How It Works


The implementation of optimization in Detect3D broadly follows the basic method for constrained Genetic Algorithms (GAs). However, the details of the algorithm have been modified from “conventional” Genetic Algorithm implementations to account for the specifics of positioning flame detectors.


The GA progresses from one generation to the next, with each generation consisting of multiple possible detector layouts. The ultimate goal of the GA is that each new generation improves on the last – in other words, the layouts gradually improve with each successive generation. While this may not be true for all generations, it is generally true considering all generations.


Each generation consists of a number of "individuals”, with each individual being an entire detector layout (it is very important to understand that an individual is not a detector, but an entire layout). The very first generation is filled with random individuals, in other words, layouts with randomly positioned detectors (“random” is not quite accurate, as the possible locations and orientations of the detector are constrained to sensible values defined by the user). Many of the detectors will be oriented in obviously bad directions due to this random initialization and is to be expected.


Once the initial generation has been defined, the individuals (layouts) are ranked, with the best layout at the top, and the worst at the bottom. The ranking of the layouts is a crucial aspect to the effectiveness of the optimization, and Detect3D ranks layouts based both on the coverage of the detectors and the potential of the layout to remove one detector. The layout is assigned a single value, its fitness, based on the fitness function which accounts for these aspects of the layout. The ranked individuals are then used to create a new generation by following the standard operators of GAs:


  • Selection Pairs of individuals are selected to be “parents” in the next generation. A number of selection methods exist, but all tend to bias the selection process to the individuals with the highest fitness (survival of the fittest).
  • Crossover New individuals (“offspring”) are created from the parent pairs by mixing aspects of the parent individuals into two new individuals. In the context of detector layouts, this could mean swapping some detectors or detector properties.
  • Mutation A random change is applied with a low probability. For example, a detector azimuth angle in one of the offspring individuals may randomly be changed to a new value.

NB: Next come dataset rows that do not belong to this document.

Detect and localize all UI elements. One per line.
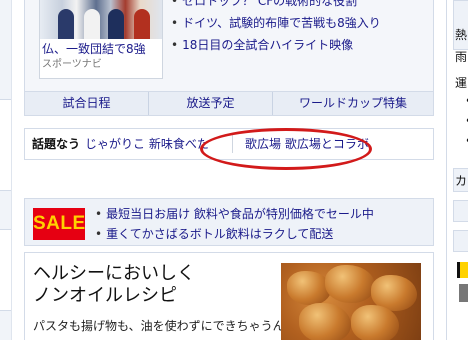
bullet-icon: • bbox=[171, 16, 179, 30]
player-figure bbox=[134, 9, 150, 39]
left-sidebar-edge bbox=[0, 0, 12, 340]
right-panel-block bbox=[453, 230, 468, 252]
sale-link-list: • 最短当日お届け 飲料や食品が特別価格でセール中 • 重くてかさばるボトル飲料はラ… bbox=[95, 204, 374, 244]
worldcup-tab-bar: 試合日程 放送予定 ワールドカップ特集 bbox=[24, 92, 434, 116]
bullet-icon: • bbox=[171, 38, 179, 52]
right-panel-block bbox=[453, 200, 468, 222]
tab-worldcup-feature[interactable]: ワールドカップ特集 bbox=[273, 92, 433, 115]
player-figure bbox=[108, 9, 124, 39]
trending-bar: 話題なう じゃがりこ 新味食べた 歌広場 歌広場とコラボ bbox=[24, 128, 434, 160]
food-piece bbox=[299, 303, 351, 340]
recipe-title-line: ヘルシーにおいしく bbox=[33, 263, 195, 284]
left-panel-block bbox=[0, 0, 11, 100]
bullet-icon: • bbox=[95, 207, 103, 221]
recipe-photo[interactable] bbox=[281, 263, 421, 340]
left-panel-block bbox=[0, 310, 11, 340]
right-label[interactable]: 熱 bbox=[455, 26, 467, 43]
sale-promo-module: SALE • 最短当日お届け 飲料や食品が特別価格でセール中 • 重くてかさばるボト… bbox=[24, 198, 434, 246]
news-headline-link[interactable]: ドイツ、試験的布陣で苦戦も8強入り bbox=[182, 16, 381, 30]
sale-badge[interactable]: SALE bbox=[33, 208, 85, 240]
food-piece bbox=[287, 271, 331, 305]
worldcup-news-module: 仏、一致団結で8強 スポーツナビ • ゼロトップ？ CFの戦術的な役割 • ドイツ、… bbox=[24, 0, 434, 92]
sale-link[interactable]: 最短当日お届け 飲料や食品が特別価格でセール中 bbox=[106, 207, 374, 221]
right-label[interactable]: カ bbox=[455, 172, 467, 189]
food-piece bbox=[325, 265, 375, 303]
sale-link[interactable]: 重くてかさばるボトル飲料はラクして配送 bbox=[106, 227, 333, 241]
right-label[interactable]: 運 bbox=[455, 74, 467, 91]
bullet-icon: • bbox=[171, 0, 179, 8]
trending-label: 話題なう bbox=[32, 137, 81, 151]
news-headline[interactable]: • ドイツ、試験的布陣で苦戦も8強入り bbox=[171, 12, 431, 34]
player-figure bbox=[84, 9, 100, 39]
news-caption-source: スポーツナビ bbox=[42, 59, 102, 70]
news-headline-link[interactable]: 18日目の全試合ハイライト映像 bbox=[182, 38, 353, 52]
sale-item[interactable]: • 最短当日お届け 飲料や食品が特別価格でセール中 bbox=[95, 204, 374, 224]
news-headline-link[interactable]: ゼロトップ？ CFの戦術的な役割 bbox=[182, 0, 357, 8]
tab-match-schedule[interactable]: 試合日程 bbox=[25, 92, 150, 115]
news-photo-caption[interactable]: 仏、一致団結で8強 スポーツナビ bbox=[39, 39, 163, 79]
news-headline-list: • ゼロトップ？ CFの戦術的な役割 • ドイツ、試験的布陣で苦戦も8強入り • 18… bbox=[171, 0, 431, 56]
news-headline[interactable]: • ゼロトップ？ CFの戦術的な役割 bbox=[171, 0, 431, 12]
trending-divider bbox=[232, 135, 233, 153]
right-banner-logo[interactable] bbox=[457, 262, 468, 278]
trending-item-jagariko[interactable]: じゃがりこ 新味食べた bbox=[85, 129, 209, 159]
right-banner-image[interactable] bbox=[459, 284, 468, 302]
news-photo[interactable] bbox=[39, 0, 163, 40]
trending-item-utahiroba[interactable]: 歌広場 歌広場とコラボ bbox=[245, 129, 369, 159]
recipe-title-line: ノンオイルレシピ bbox=[33, 285, 177, 306]
bullet-icon: • bbox=[95, 227, 103, 241]
player-figure bbox=[58, 9, 74, 39]
news-headline[interactable]: • 18日目の全試合ハイライト映像 bbox=[171, 34, 431, 56]
sale-item[interactable]: • 重くてかさばるボトル飲料はラクして配送 bbox=[95, 224, 374, 244]
recipe-promo-module[interactable]: ヘルシーにおいしく ノンオイルレシピ パスタも揚げ物も、油を使わずにできちゃうん bbox=[24, 252, 434, 340]
left-panel-block bbox=[0, 190, 11, 230]
news-caption-title[interactable]: 仏、一致団結で8強 bbox=[42, 41, 160, 57]
right-label[interactable]: 雨 bbox=[455, 48, 467, 65]
recipe-title[interactable]: ヘルシーにおいしく ノンオイルレシピ bbox=[33, 263, 195, 307]
right-sidebar-edge: 熱 雨 運 • • • カ bbox=[446, 0, 468, 340]
recipe-subtitle: パスタも揚げ物も、油を使わずにできちゃうん bbox=[33, 319, 285, 333]
tab-broadcast-schedule[interactable]: 放送予定 bbox=[149, 92, 274, 115]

It is important to note that all of the above operators involve random chance. The GA is a stochastic method, rather than deterministic. It is incorrect to assume that the GA will give the same answer twice – most likely this will not be the case.


A new generation is based mainly upon the best individuals from the previous generation. The process is then repeated - individuals are ranked and then used to create a new generation. Gradually the fitness of the individuals improves, and you will be able to see the coverage of the best layout gradually increase. If the simulation is set up to automate the detector count, detectors may be added or removed.